As a new research paper by the Irish economists Gregory Connor, Thomas Flavin and Brian O’Kelly points out, “Almost all the apparent causal factors of the U.S. crisis are missing in the Irish case,” and vice versa. Yet the shape of Ireland’s crisis was very similar: a huge real estate bubble — prices rose more in Dublin than in Los Angeles or Miami — followed by a severe banking bust that was contained only via an expensive bailout.

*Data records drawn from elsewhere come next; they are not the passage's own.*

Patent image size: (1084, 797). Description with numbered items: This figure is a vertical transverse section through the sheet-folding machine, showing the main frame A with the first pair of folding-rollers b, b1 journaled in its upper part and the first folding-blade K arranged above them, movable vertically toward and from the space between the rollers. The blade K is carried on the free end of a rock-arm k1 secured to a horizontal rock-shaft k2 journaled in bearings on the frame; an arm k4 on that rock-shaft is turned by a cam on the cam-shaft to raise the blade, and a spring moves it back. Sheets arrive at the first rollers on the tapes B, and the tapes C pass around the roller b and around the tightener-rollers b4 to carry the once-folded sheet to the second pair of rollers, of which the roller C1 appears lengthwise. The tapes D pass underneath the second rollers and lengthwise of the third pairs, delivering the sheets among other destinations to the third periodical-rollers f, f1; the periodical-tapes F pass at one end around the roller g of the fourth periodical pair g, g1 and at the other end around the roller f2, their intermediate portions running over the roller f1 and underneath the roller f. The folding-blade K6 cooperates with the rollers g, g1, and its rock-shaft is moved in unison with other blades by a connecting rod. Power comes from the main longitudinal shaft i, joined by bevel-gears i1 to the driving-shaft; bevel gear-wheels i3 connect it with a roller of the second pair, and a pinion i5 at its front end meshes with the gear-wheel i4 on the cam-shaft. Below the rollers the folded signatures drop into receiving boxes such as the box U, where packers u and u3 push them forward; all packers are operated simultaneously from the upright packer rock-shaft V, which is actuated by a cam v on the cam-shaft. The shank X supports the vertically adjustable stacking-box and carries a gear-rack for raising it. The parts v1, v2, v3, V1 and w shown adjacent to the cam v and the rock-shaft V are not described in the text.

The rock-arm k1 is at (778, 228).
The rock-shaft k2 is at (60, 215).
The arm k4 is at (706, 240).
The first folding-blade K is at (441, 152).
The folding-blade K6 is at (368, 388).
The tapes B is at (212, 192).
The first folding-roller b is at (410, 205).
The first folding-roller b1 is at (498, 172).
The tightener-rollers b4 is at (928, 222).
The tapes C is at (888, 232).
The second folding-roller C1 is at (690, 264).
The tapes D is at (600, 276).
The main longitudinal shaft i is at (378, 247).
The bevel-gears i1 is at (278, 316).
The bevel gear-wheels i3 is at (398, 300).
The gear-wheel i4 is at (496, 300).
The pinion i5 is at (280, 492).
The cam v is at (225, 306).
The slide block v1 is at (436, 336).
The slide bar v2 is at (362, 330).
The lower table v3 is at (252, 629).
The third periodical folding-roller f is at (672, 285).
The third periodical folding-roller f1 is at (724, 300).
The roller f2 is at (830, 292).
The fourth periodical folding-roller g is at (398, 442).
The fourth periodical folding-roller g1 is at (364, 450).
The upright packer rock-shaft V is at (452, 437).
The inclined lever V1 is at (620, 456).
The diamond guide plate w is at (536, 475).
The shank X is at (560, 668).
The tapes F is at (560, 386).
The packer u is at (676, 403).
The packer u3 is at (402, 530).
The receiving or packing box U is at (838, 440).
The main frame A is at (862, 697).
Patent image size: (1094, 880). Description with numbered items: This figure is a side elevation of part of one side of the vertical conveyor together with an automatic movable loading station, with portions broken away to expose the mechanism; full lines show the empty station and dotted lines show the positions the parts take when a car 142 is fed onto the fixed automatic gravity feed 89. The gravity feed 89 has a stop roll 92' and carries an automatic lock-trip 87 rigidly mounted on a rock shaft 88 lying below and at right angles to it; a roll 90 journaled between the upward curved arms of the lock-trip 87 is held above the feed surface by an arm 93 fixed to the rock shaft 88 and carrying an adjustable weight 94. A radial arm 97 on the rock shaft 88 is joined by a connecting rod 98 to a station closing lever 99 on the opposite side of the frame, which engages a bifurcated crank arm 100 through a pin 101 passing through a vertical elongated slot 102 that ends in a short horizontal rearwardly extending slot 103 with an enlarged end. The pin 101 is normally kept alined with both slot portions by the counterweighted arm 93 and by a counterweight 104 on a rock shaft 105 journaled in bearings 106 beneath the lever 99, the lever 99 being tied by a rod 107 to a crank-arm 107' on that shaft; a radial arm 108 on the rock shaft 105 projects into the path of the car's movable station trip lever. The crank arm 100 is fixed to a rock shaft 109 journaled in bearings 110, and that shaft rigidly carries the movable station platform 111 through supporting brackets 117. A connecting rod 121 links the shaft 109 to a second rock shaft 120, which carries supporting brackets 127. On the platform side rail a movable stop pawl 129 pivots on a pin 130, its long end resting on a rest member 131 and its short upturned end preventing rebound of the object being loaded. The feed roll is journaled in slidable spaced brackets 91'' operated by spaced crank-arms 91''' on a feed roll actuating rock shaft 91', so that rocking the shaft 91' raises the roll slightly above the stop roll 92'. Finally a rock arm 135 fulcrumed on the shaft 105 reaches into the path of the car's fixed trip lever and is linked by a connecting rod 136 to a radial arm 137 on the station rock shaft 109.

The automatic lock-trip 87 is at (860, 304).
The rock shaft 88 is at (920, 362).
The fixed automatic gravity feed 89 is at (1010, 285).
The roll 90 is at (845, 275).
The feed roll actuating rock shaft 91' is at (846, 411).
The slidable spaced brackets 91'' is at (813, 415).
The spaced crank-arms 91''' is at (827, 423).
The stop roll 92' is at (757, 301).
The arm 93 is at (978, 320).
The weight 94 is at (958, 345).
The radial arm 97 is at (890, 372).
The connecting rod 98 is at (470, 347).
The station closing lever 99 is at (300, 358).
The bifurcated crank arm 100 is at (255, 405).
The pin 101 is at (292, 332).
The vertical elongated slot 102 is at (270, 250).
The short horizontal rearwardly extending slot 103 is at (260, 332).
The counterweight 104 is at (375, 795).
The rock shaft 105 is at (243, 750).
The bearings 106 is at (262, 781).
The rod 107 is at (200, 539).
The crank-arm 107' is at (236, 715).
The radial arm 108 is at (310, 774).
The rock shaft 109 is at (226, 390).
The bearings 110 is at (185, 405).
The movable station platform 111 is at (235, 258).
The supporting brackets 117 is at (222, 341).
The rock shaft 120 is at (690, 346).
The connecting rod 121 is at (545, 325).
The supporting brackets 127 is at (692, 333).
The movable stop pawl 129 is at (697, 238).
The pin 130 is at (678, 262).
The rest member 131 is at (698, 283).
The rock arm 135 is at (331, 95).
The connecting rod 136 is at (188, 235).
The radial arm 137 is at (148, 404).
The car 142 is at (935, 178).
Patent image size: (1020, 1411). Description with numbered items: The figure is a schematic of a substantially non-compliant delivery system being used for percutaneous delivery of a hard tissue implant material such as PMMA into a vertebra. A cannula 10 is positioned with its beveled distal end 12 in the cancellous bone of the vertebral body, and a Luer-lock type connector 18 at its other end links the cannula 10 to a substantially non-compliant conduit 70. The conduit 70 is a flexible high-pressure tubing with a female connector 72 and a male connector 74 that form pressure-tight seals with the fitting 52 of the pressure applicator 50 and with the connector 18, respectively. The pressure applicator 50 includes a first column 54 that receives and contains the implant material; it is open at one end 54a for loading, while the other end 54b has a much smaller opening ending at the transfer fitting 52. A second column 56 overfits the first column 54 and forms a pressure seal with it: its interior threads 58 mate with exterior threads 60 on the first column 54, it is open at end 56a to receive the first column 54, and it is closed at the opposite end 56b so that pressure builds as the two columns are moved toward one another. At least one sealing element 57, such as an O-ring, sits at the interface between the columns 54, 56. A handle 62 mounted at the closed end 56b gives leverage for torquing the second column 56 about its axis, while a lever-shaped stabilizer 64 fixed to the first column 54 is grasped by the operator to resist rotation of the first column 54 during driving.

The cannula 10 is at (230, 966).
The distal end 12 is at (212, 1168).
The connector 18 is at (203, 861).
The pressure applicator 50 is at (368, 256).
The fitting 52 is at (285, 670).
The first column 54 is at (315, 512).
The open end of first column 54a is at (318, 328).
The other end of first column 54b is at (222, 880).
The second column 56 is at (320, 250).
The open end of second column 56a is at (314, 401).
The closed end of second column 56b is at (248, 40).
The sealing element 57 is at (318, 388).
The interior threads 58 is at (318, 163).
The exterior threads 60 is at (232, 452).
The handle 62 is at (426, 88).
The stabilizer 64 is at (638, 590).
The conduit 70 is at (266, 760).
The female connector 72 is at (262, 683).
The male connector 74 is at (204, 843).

Ireland had none of the American right’s favorite villains: there was no Community Reinvestment Act, no Fannie Mae or Freddie Mac. More surprising, perhaps, was the unimportance of exotic finance: Ireland’s bust wasn’t a tale of collateralized debt obligations and credit default swaps; it was an old-fashioned, plain-vanilla case of excess, in which banks made big loans to questionable borrowers, and taxpayers ended up holding the bag.
So what did we have in common? The authors of the new study suggest four “ ‘deep’ causal factors.”
First, there was irrational exuberance: in both countries buyers and lenders convinced themselves that real estate prices, although sky-high by historical standards, would continue to rise. (...)
Une comparaison entre la crise dans divers pays avec comme premier facteur identifié : la croyance des acheteurs et préteurs que les prix de l'immobilier, déja stratosphériques historiquement, continueraient toujours a monter.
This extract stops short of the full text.